Muitos pescadores, além de não serem reconhecidos como atingidos pela Vale/BHP, viram sua renda cair drasticamente. É o caso de Braz Clarindo Filho, que tirava até R$ 27 mil por mês com dois barcos de pesca e, depois do rompimento que contaminou mais de 600 km do Rio Doce até o mar no Espírito Santo, tira no máximo R$ 3 mil em meses bons. As indenizações, além de demorarem, não chegam perto de oferecer a mesma qualidade de vida que essas pessoas tinham antes.
Enquanto isso, a Fundação Renova, controlada por Vale e BHP, tem investido em propaganda para vender a ideia de que a água do Rio Doce está completamente recuperada, o que não é comprovado por estudos e pela população.
Empresários vem em segundo no ranking
Depois da mineração com 39%, vem os empresários, responsáveis por 36% dos conflitos pela água no Brasil, seguidos por hidrelétricas, 11% e governos, 7%.

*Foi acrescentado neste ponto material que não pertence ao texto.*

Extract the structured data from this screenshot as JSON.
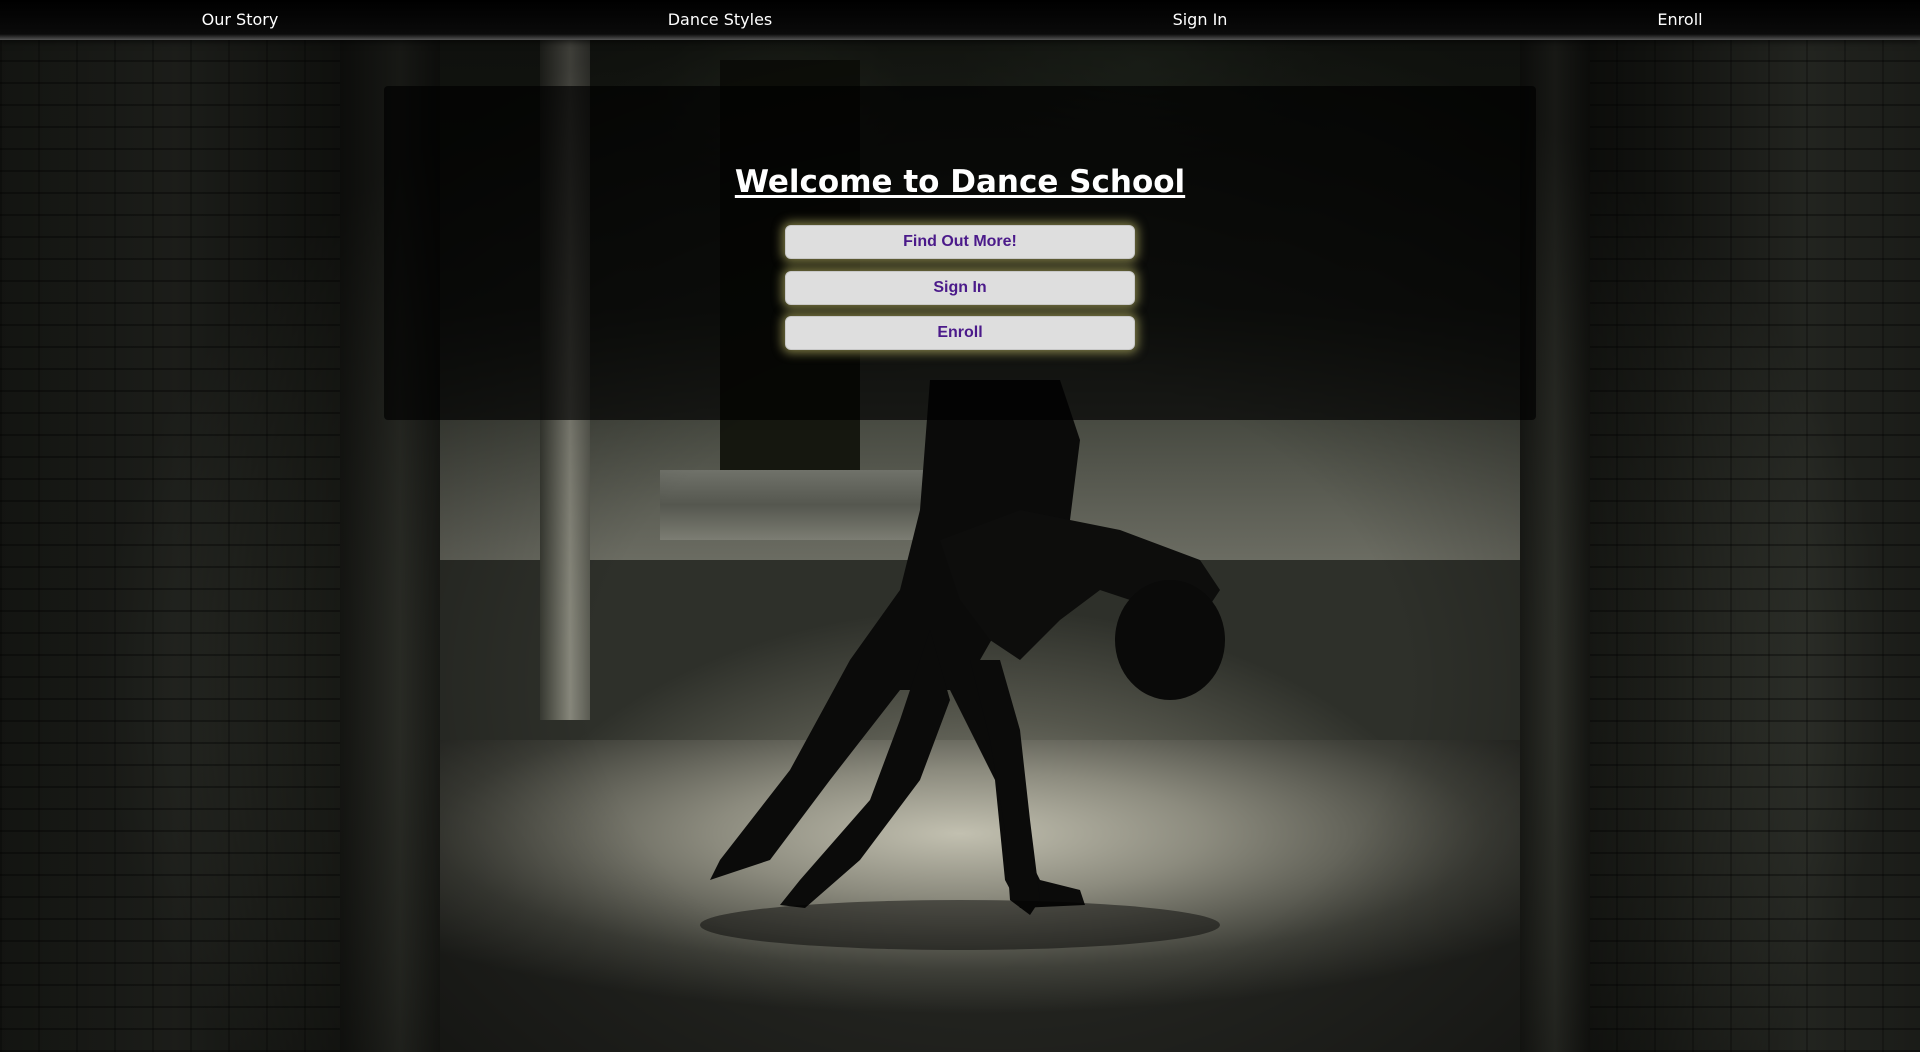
{
  "nav": {
    "items": [
      {
        "label": "Our Story"
      },
      {
        "label": "Dance Styles"
      },
      {
        "label": "Sign In"
      },
      {
        "label": "Enroll"
      }
    ]
  },
  "hero": {
    "title": "Welcome to Dance School",
    "buttons": {
      "find_out_more": "Find Out More!",
      "sign_in": "Sign In",
      "enroll": "Enroll"
    }
  },
  "colors": {
    "nav_background": "#000000",
    "button_background": "#dedede",
    "button_text": "#4b1a8a",
    "button_glow": "#dcd778"
  }
}
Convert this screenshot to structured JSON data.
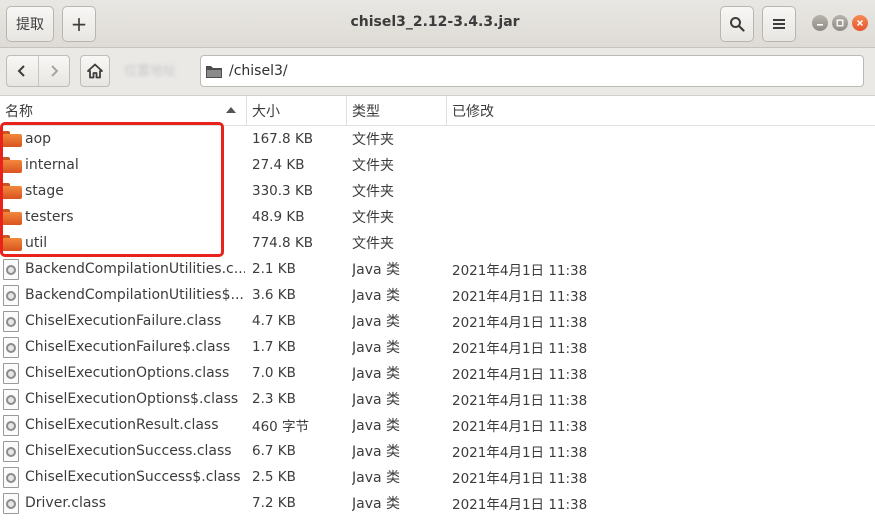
{
  "header": {
    "extract_label": "提取",
    "new_label": "+",
    "title": "chisel3_2.12-3.4.3.jar"
  },
  "toolbar": {
    "blurred_label": "位置地址",
    "path": "/chisel3/"
  },
  "columns": {
    "name": "名称",
    "size": "大小",
    "type": "类型",
    "modified": "已修改"
  },
  "rows": [
    {
      "kind": "folder",
      "name": "aop",
      "size": "167.8 KB",
      "type": "文件夹",
      "modified": ""
    },
    {
      "kind": "folder",
      "name": "internal",
      "size": "27.4 KB",
      "type": "文件夹",
      "modified": ""
    },
    {
      "kind": "folder",
      "name": "stage",
      "size": "330.3 KB",
      "type": "文件夹",
      "modified": ""
    },
    {
      "kind": "folder",
      "name": "testers",
      "size": "48.9 KB",
      "type": "文件夹",
      "modified": ""
    },
    {
      "kind": "folder",
      "name": "util",
      "size": "774.8 KB",
      "type": "文件夹",
      "modified": ""
    },
    {
      "kind": "java",
      "name": "BackendCompilationUtilities.c...",
      "size": "2.1 KB",
      "type": "Java 类",
      "modified": "2021年4月1日 11:38"
    },
    {
      "kind": "java",
      "name": "BackendCompilationUtilities$...",
      "size": "3.6 KB",
      "type": "Java 类",
      "modified": "2021年4月1日 11:38"
    },
    {
      "kind": "java",
      "name": "ChiselExecutionFailure.class",
      "size": "4.7 KB",
      "type": "Java 类",
      "modified": "2021年4月1日 11:38"
    },
    {
      "kind": "java",
      "name": "ChiselExecutionFailure$.class",
      "size": "1.7 KB",
      "type": "Java 类",
      "modified": "2021年4月1日 11:38"
    },
    {
      "kind": "java",
      "name": "ChiselExecutionOptions.class",
      "size": "7.0 KB",
      "type": "Java 类",
      "modified": "2021年4月1日 11:38"
    },
    {
      "kind": "java",
      "name": "ChiselExecutionOptions$.class",
      "size": "2.3 KB",
      "type": "Java 类",
      "modified": "2021年4月1日 11:38"
    },
    {
      "kind": "java",
      "name": "ChiselExecutionResult.class",
      "size": "460 字节",
      "type": "Java 类",
      "modified": "2021年4月1日 11:38"
    },
    {
      "kind": "java",
      "name": "ChiselExecutionSuccess.class",
      "size": "6.7 KB",
      "type": "Java 类",
      "modified": "2021年4月1日 11:38"
    },
    {
      "kind": "java",
      "name": "ChiselExecutionSuccess$.class",
      "size": "2.5 KB",
      "type": "Java 类",
      "modified": "2021年4月1日 11:38"
    },
    {
      "kind": "java",
      "name": "Driver.class",
      "size": "7.2 KB",
      "type": "Java 类",
      "modified": "2021年4月1日 11:38"
    }
  ],
  "colors": {
    "folder": "#e86a2a",
    "highlight": "#e8231c",
    "close": "#e5552a"
  }
}
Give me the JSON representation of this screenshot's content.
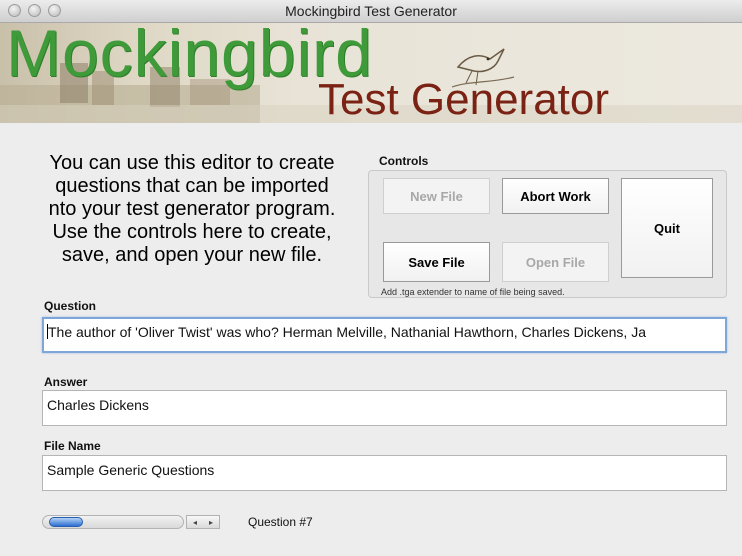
{
  "window": {
    "title": "Mockingbird Test Generator"
  },
  "banner": {
    "title": "Mockingbird",
    "subtitle": "Test Generator"
  },
  "intro": {
    "lines": [
      "You can use this editor to create",
      "questions that can be imported",
      "nto your test generator program.",
      "Use the controls here to create,",
      "save, and open your new file."
    ]
  },
  "controls": {
    "label": "Controls",
    "new_file": "New File",
    "abort_work": "Abort Work",
    "quit": "Quit",
    "save_file": "Save File",
    "open_file": "Open File",
    "hint": "Add .tga extender to name of file being saved."
  },
  "question": {
    "label": "Question",
    "value": "The author of 'Oliver Twist' was who? Herman Melville, Nathanial Hawthorn, Charles Dickens, Ja"
  },
  "answer": {
    "label": "Answer",
    "value": "Charles Dickens"
  },
  "filename": {
    "label": "File Name",
    "value": "Sample Generic Questions"
  },
  "navigator": {
    "status": "Question #7"
  },
  "icons": {
    "prev": "◂",
    "next": "▸"
  }
}
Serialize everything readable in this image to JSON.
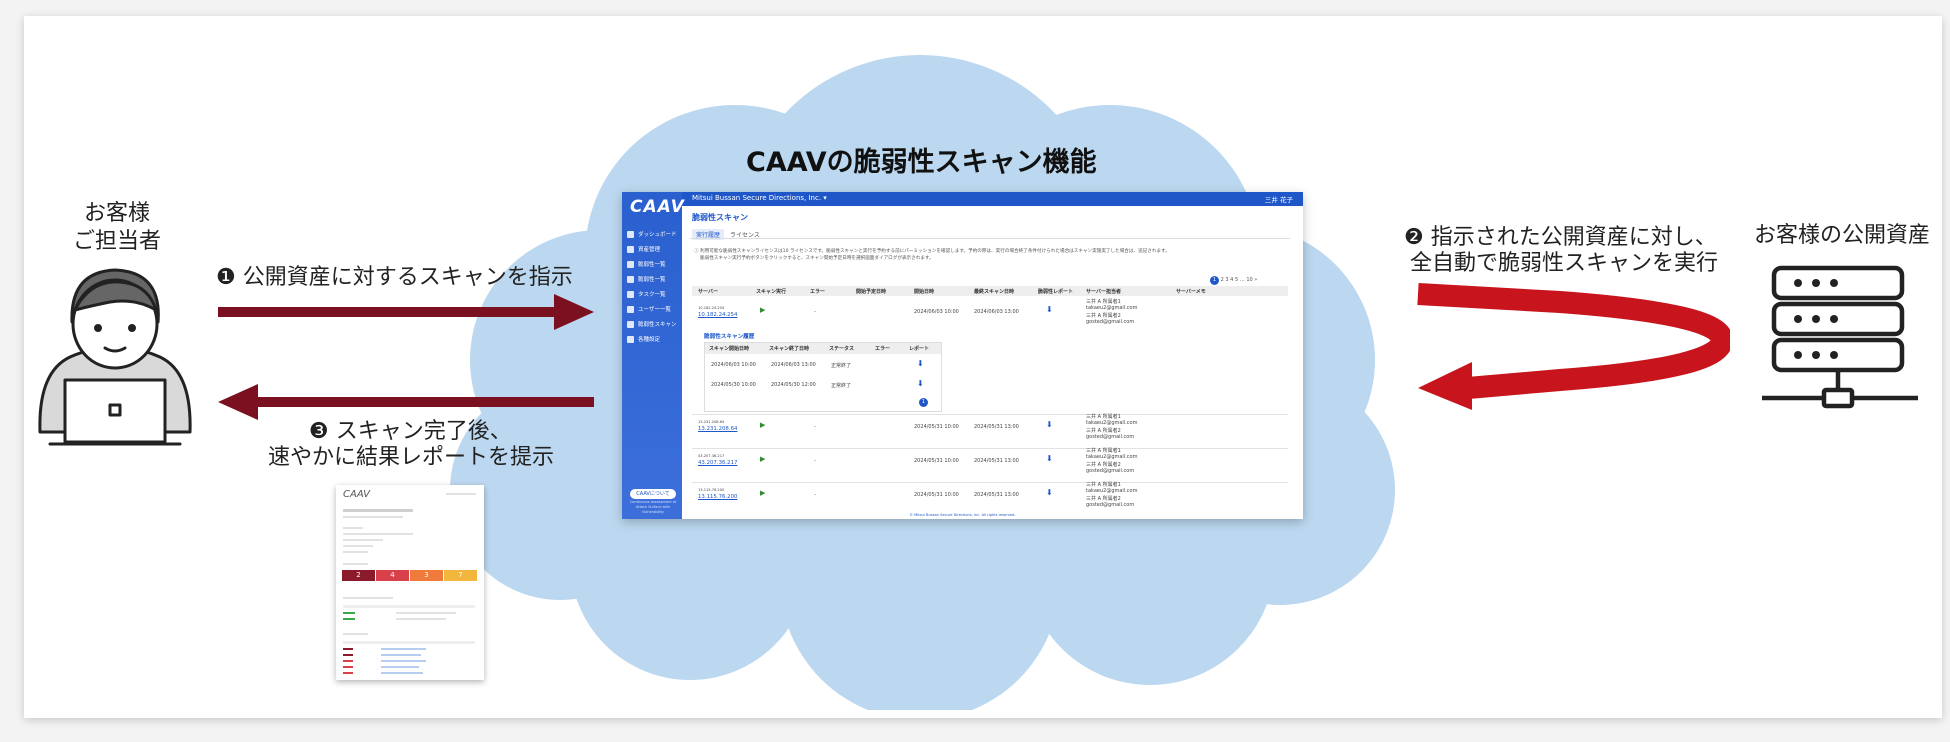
{
  "title": "CAAVの脆弱性スキャン機能",
  "customer_contact": "お客様\nご担当者",
  "customer_assets": "お客様の公開資産",
  "step1": "❶ 公開資産に対するスキャンを指示",
  "step2_line1": "❷ 指示された公開資産に対し、",
  "step2_line2": "全自動で脆弱性スキャンを実行",
  "step3_line1": "❸ スキャン完了後、",
  "step3_line2": "速やかに結果レポートを提示",
  "colors": {
    "arrow_dark": "#7a1020",
    "arrow_red": "#c8141c",
    "cloud": "#bcd8f0",
    "app_blue": "#1f57c9"
  },
  "icons": {
    "person": "person-with-laptop-icon",
    "server": "server-rack-icon"
  },
  "app": {
    "logo": "CAAV",
    "company": "Mitsui Bussan Secure Directions, Inc. ▾",
    "user": "三井 花子",
    "page_title": "脆弱性スキャン",
    "tabs": [
      "実行履歴",
      "ライセンス"
    ],
    "sidebar": [
      "ダッシュボード",
      "資産管理",
      "脆弱性一覧",
      "脆弱性一覧",
      "タスク一覧",
      "ユーザー一覧",
      "脆弱性スキャン",
      "各種設定"
    ],
    "sidebar_button": "CAAVについて",
    "sidebar_footer": "Continuous Assessment of Attack Surface with Vulnerability",
    "note_line1": "ⓘ 利用可能な脆弱性スキャンライセンスは10 ライセンスです。脆弱性スキャンと実行を予約する前にパーミッションを確認します。予約の際は、実行の場合終了条件付けられた場合はスキャン実施実了した場合は、追記されます。",
    "note_line2": "脆弱性スキャン実行予約ボタンをクリックすると、スキャン開始予定日時を選択画面ダイアログが表示されます。",
    "pager": [
      "1",
      "2",
      "3",
      "4",
      "5",
      "…",
      "10",
      "»"
    ],
    "columns": [
      "サーバー",
      "スキャン実行",
      "エラー",
      "開始予定日時",
      "開始日時",
      "最終スキャン日時",
      "脆弱性レポート",
      "サーバー担当者",
      "サーバーメモ"
    ],
    "rows": [
      {
        "label": "10.182.24.254",
        "ip": "10.182.24.254",
        "dash": "-",
        "start": "2024/06/03 10:00",
        "last": "2024/06/03 13:00",
        "owner1": "三井 A 所属者1",
        "mail1": "takaeu2@gmail.com",
        "owner2": "三井 A 所属者2",
        "mail2": "gosted@gmail.com"
      },
      {
        "label": "13.231.208.64",
        "ip": "13.231.208.64",
        "dash": "-",
        "start": "2024/05/31 10:00",
        "last": "2024/05/31 13:00",
        "owner1": "三井 A 所属者1",
        "mail1": "takaeu2@gmail.com",
        "owner2": "三井 A 所属者2",
        "mail2": "gosted@gmail.com"
      },
      {
        "label": "43.207.36.217",
        "ip": "43.207.36.217",
        "dash": "-",
        "start": "2024/05/31 10:00",
        "last": "2024/05/31 13:00",
        "owner1": "三井 A 所属者1",
        "mail1": "takaeu2@gmail.com",
        "owner2": "三井 A 所属者2",
        "mail2": "gosted@gmail.com"
      },
      {
        "label": "13.115.76.200",
        "ip": "13.115.76.200",
        "dash": "-",
        "start": "2024/05/31 10:00",
        "last": "2024/05/31 13:00",
        "owner1": "三井 A 所属者1",
        "mail1": "takaeu2@gmail.com",
        "owner2": "三井 A 所属者2",
        "mail2": "gosted@gmail.com"
      }
    ],
    "history_title": "脆弱性スキャン履歴",
    "history_columns": [
      "スキャン開始日時",
      "スキャン終了日時",
      "ステータス",
      "エラー",
      "レポート"
    ],
    "history_rows": [
      {
        "start": "2024/06/03 10:00",
        "end": "2024/06/03 13:00",
        "status": "正常終了"
      },
      {
        "start": "2024/05/30 10:00",
        "end": "2024/05/30 12:00",
        "status": "正常終了"
      }
    ],
    "history_pager": "1",
    "copyright": "© Mitsui Bussan Secure Directions, Inc. All rights reserved."
  },
  "report": {
    "logo": "CAAV",
    "severity_counts": [
      "2",
      "4",
      "3",
      "7"
    ],
    "severity_colors": [
      "#8b1a2b",
      "#d8414a",
      "#f07a3c",
      "#f2b63c"
    ]
  }
}
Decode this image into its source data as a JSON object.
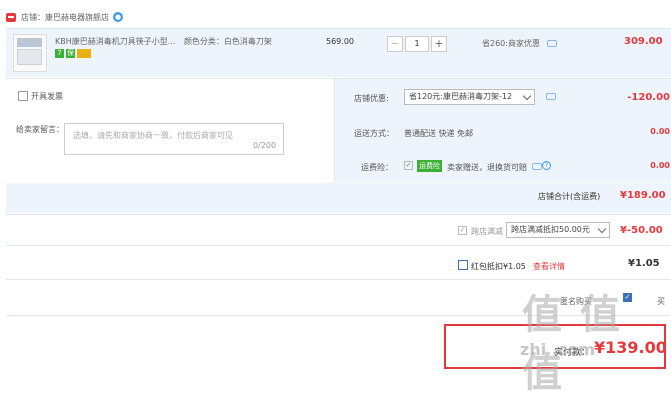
{
  "store": {
    "label": "店铺：康巴赫电器旗舰店"
  },
  "item": {
    "title": "KBH康巴赫消毒机刀具筷子小型...",
    "variant": "颜色分类：白色消毒刀架",
    "unit_price": "569.00",
    "quantity": "1",
    "minus": "−",
    "plus": "+",
    "save_text": "省260:商家优惠",
    "total": "309.00",
    "badges": [
      "7",
      "保",
      ""
    ]
  },
  "invoice": {
    "label": "开具发票"
  },
  "note": {
    "label": "给卖家留言：",
    "placeholder": "选填，请先和商家协商一致，付款后商家可见",
    "count": "0/200"
  },
  "shop_discount": {
    "label": "店铺优惠:",
    "selected": "省120元:康巴赫消毒刀架-12",
    "amount": "-120.00"
  },
  "shipping": {
    "label": "运送方式：",
    "value": "普通配送 快递 免邮",
    "amount": "0.00"
  },
  "insurance": {
    "label": "运费险：",
    "badge": "运费险",
    "text": "卖家赠送，退换货可赔",
    "amount": "0.00"
  },
  "subtotal": {
    "label": "店铺合计(含运费)",
    "amount": "¥189.00"
  },
  "cross_store": {
    "label": "跨店满减",
    "selected": "跨店满减抵扣50.00元",
    "amount": "¥-50.00"
  },
  "red_packet": {
    "label": "红包抵扣¥1.05",
    "link": "查看详情",
    "amount": "¥1.05"
  },
  "footer": {
    "partial1": "匿名购买",
    "partial2": "买"
  },
  "final": {
    "label": "实付款：",
    "amount": "¥139.00"
  },
  "watermark": {
    "big": "值 值 值",
    "small": "zhi  .com"
  },
  "colors": {
    "accent": "#e4393c",
    "panel": "#eef4fb",
    "link": "#3d9be9",
    "green": "#3cb034"
  }
}
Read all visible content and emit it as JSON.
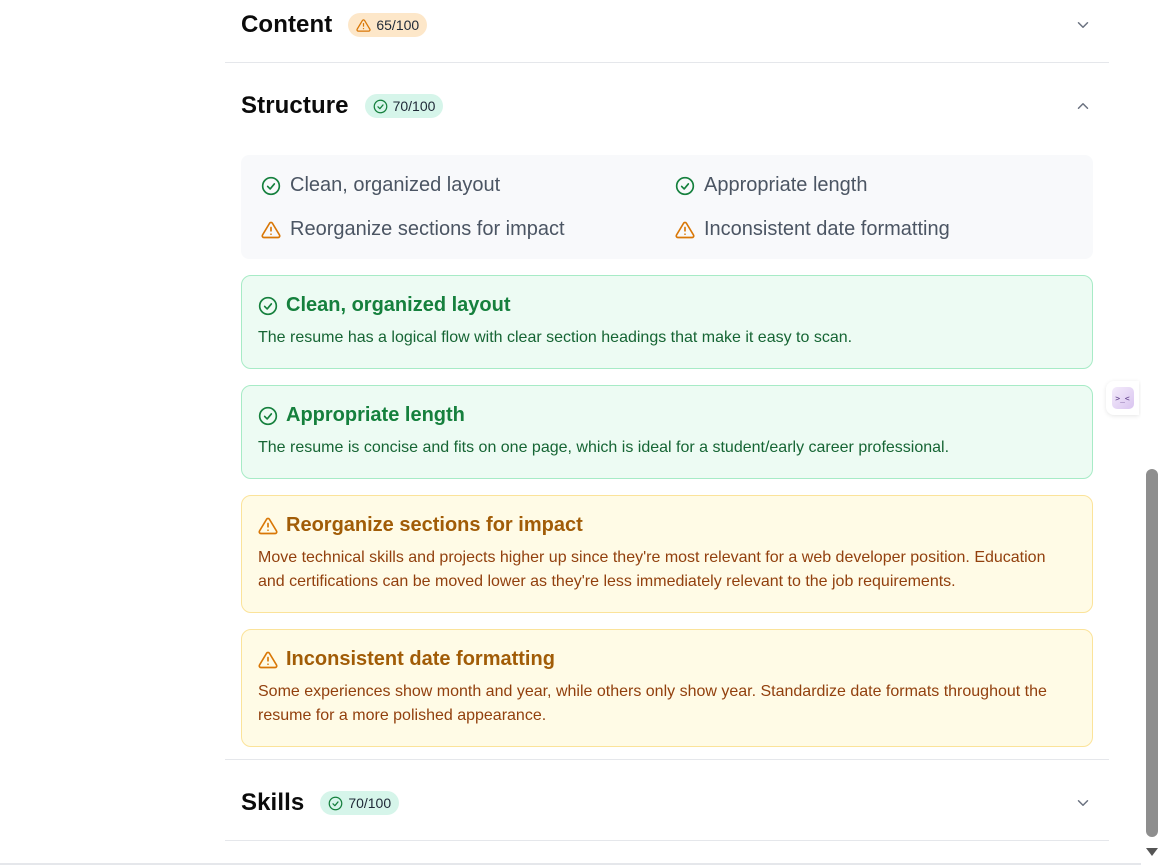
{
  "sections": {
    "content": {
      "title": "Content",
      "score": "65/100",
      "status": "warning",
      "expanded": false
    },
    "structure": {
      "title": "Structure",
      "score": "70/100",
      "status": "good",
      "expanded": true
    },
    "skills": {
      "title": "Skills",
      "score": "70/100",
      "status": "good",
      "expanded": false
    }
  },
  "structure_summary": [
    {
      "text": "Clean, organized layout",
      "status": "good",
      "icon": "check-circle-icon"
    },
    {
      "text": "Appropriate length",
      "status": "good",
      "icon": "check-circle-icon"
    },
    {
      "text": "Reorganize sections for impact",
      "status": "warning",
      "icon": "warning-triangle-icon"
    },
    {
      "text": "Inconsistent date formatting",
      "status": "warning",
      "icon": "warning-triangle-icon"
    }
  ],
  "structure_details": [
    {
      "title": "Clean, organized layout",
      "status": "good",
      "body": "The resume has a logical flow with clear section headings that make it easy to scan."
    },
    {
      "title": "Appropriate length",
      "status": "good",
      "body": "The resume is concise and fits on one page, which is ideal for a student/early career professional."
    },
    {
      "title": "Reorganize sections for impact",
      "status": "warning",
      "body": "Move technical skills and projects higher up since they're most relevant for a web developer position. Education and certifications can be moved lower as they're less immediately relevant to the job requirements."
    },
    {
      "title": "Inconsistent date formatting",
      "status": "warning",
      "body": "Some experiences show month and year, while others only show year. Standardize date formats throughout the resume for a more polished appearance."
    }
  ],
  "side_widget": {
    "glyph": ">_<"
  },
  "colors": {
    "good": "#15803d",
    "warning": "#d97706",
    "good_bg": "#edfbf3",
    "warning_bg": "#fffbe6"
  }
}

Na Bahia, segundo estado mais afetado, os empresários internacionais ligados à exploração petrolífera – conflitos decorrentes do vazamento de óleo – ocupam o primeiro lugar com 40,5% (41) seguidos pelas mineradoras nacionais ou internacionais, com 32,6% (33), e dos fazendeiros, com 22,7% (23), juntos somam 95,8%.
No Sergipe, em 100% dos casos, empresários nacionais ou internacionais foram os causadores da ação. Foi um dos estados nordestinos mais prejudicado com o vazamento de óleo em suas praias.